Когда переселили Костю, в подвале поставили топчан, служивший ночью кроватью, днем — обеденным столом и верстаком, на котором железные банки начинялись взрывчаткой. Работы велись при восковых свечах. Покупала их хозяйка в церкви, куда с некоторых пор стала ходить прилежно. Жила она тем, что мыла полы в божьем храме, стирала белье по квартирам. Все лучшее, что удавалось раздобыть из съестного, приносила своему Костеньке. Дома старуха находилась редко. На входных дверях целыми днями висел замок.
Адрес мастерской знали Поляков, Метелин да еще Максим Максимович. Посещал ее одни Поляков, он же уносил изготовленную Трубниковым готовую продукцию.
Трудился Костя самозабвенно. С нетерпением ждал прихода Михаила, который связывал его с внешним миром, доставлял весточки от Метелина, Максима Максимовича, Маслова. Их беседы оживляли его, вливали новый заряд энергии.
С милой хозяйкой беседы его были короткими. В подвале она задыхалась от сырости и свечной копоти. Когда Костя поднимался в комнату, они больше молчали: боялись, чтобы их не подслушали, тем более что старуха была довольно-таки тугой на ухо.

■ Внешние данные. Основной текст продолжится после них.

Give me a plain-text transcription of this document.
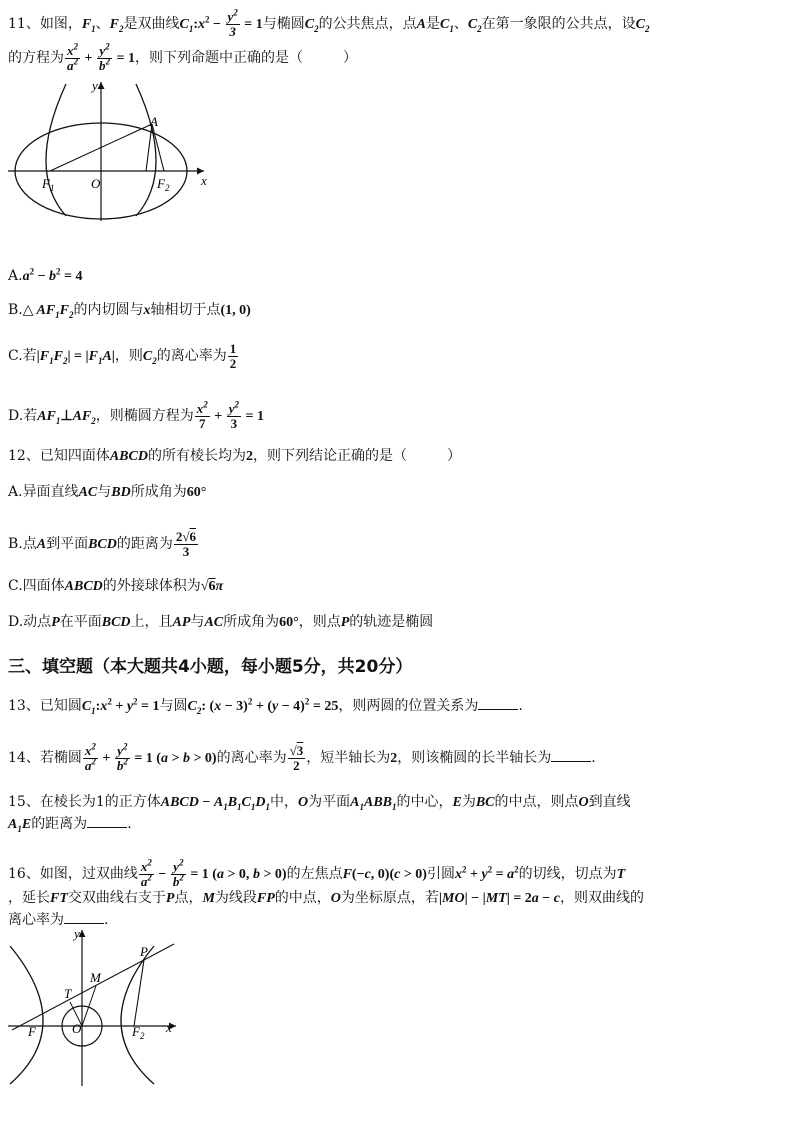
11、如图，$F_1$、$F_2$是双曲线$C_1:x^2 - \frac{y^2}{3} = 1$与椭圆$C_2$的公共焦点，点A是$C_1$、$C_2$在第一象限的公共点，设$C_2$
的方程为 $\frac{x^2}{a^2} + \frac{y^2}{b^2} = 1$，则下列命题中正确的是（	）
A
$F_1$	O	$F_2$ x
y
$A.a^2 - b^2 = 4$
B.△ $AF_1F_2$的内切圆与x轴相切于点(1, 0)
C.若$|F_1F_2| = |F_1A|$，则$C_2$的离心率为 $\frac{1}{2}$
D.若$AF_1\perp AF_2$，则椭圆方程为 $\frac{x^2}{7} + \frac{y^2}{3} = 1$
12、已知四面体ABCD的所有棱长均为2，则下列结论正确的是（	）
A.异面直线AC与BD所成角为60°
B.点A到平面BCD的距离为 $\frac{2√6}{3}$
C.四面体ABCD的外接球体积为√6π
D.动点P在平面BCD上，且AP与AC所成角为60°，则点P的轨迹是椭圆
三、填空题（本大题共4小题，每小题5分，共20分）
13、已知圆$C_1:x^2 + y^2 = 1$与圆$C_2$: $(x - 3)^2 + (y - 4)^2 = 25$，则两圆的位置关系为	.
14、若椭圆 $\frac{x^2}{a^2} + \frac{y^2}{b^2} = 1$ (a > b > 0)的离心率为 $\frac{√3}{2}$ ，短半轴长为2，则该椭圆的长半轴长为	.
15、在棱长为1的正方体ABCD − $A_1B_1C_1D_1$中，O为平面$A_1ABB_1$的中心，E为BC的中点，则点O到直线
$A_1E$的距离为	.
16、如图，过双曲线 $\frac{x^2}{a^2} - \frac{y^2}{b^2} = 1$ (a > 0, b > 0)的左焦点F(−c, 0)(c > 0)引圆$x^2 + y^2 = a^2$的切线，切点为T
，延长FT交双曲线右支于P点，M为线段FP的中点，O为坐标原点，若|MO| − |MT| = 2a − c，则双曲线的
离心率为	.
P
M
T
F	O	$F_2$
x
y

За последние дни Костя осунулся: лицо почернело, глаза ввалились. Подвальная жизнь давала о себе знать. Глядя на него, Поляков сокрушенно качал головой, приносил ему добрую половину из своего скудного пайка. Не впрок шла еда Трубникову. «Не в коня корм», — шутливо отмахивался он.
Он любил читать. Сейчас больше лежал в темноте и день за днем вспоминал прожитые годы.
Многие завидовали семейному укладу Трубниковых. «Без отца, а дети слухмяные, уважительные», — восхищались соседки. В их доме всегда было шумно и многолюдно. Надежда Илларионовна как-то очень сердечно умела привечать друзей и подруг своих детей. Для них у нее всегда находилось по куску пирога, стакану сладкого чая, доброе слово.
Костя по натуре был деятельный, общительный и сейчас тяжело переносил вынужденное одиночество, безмолвную немоту подвала. Только теперь он ясно понял, кем для него была мать. До слез стало обидно за себя, за то, что недостаточно нежно любил ее, подчас бравировал напускной сдержанностью. Вот теперь захотелось немедленно сказать маме много, много ласковых слов, но сделать это уже было нельзя.
Он, конечно, чувствовал, отлично понимал, что Надежда Илларионовна интересы своих детей ставила превыше всего, и потому безропотно вместе с ними взвалила на свои плечи тяготы и опасность подпольной работы. Знала, что ждет ее в случае их провала. Но поступить иначе не могла. Она сама прививала сыновьям и дочери честность, порядочность. Теперь они повели ее по ею же указанной дороге.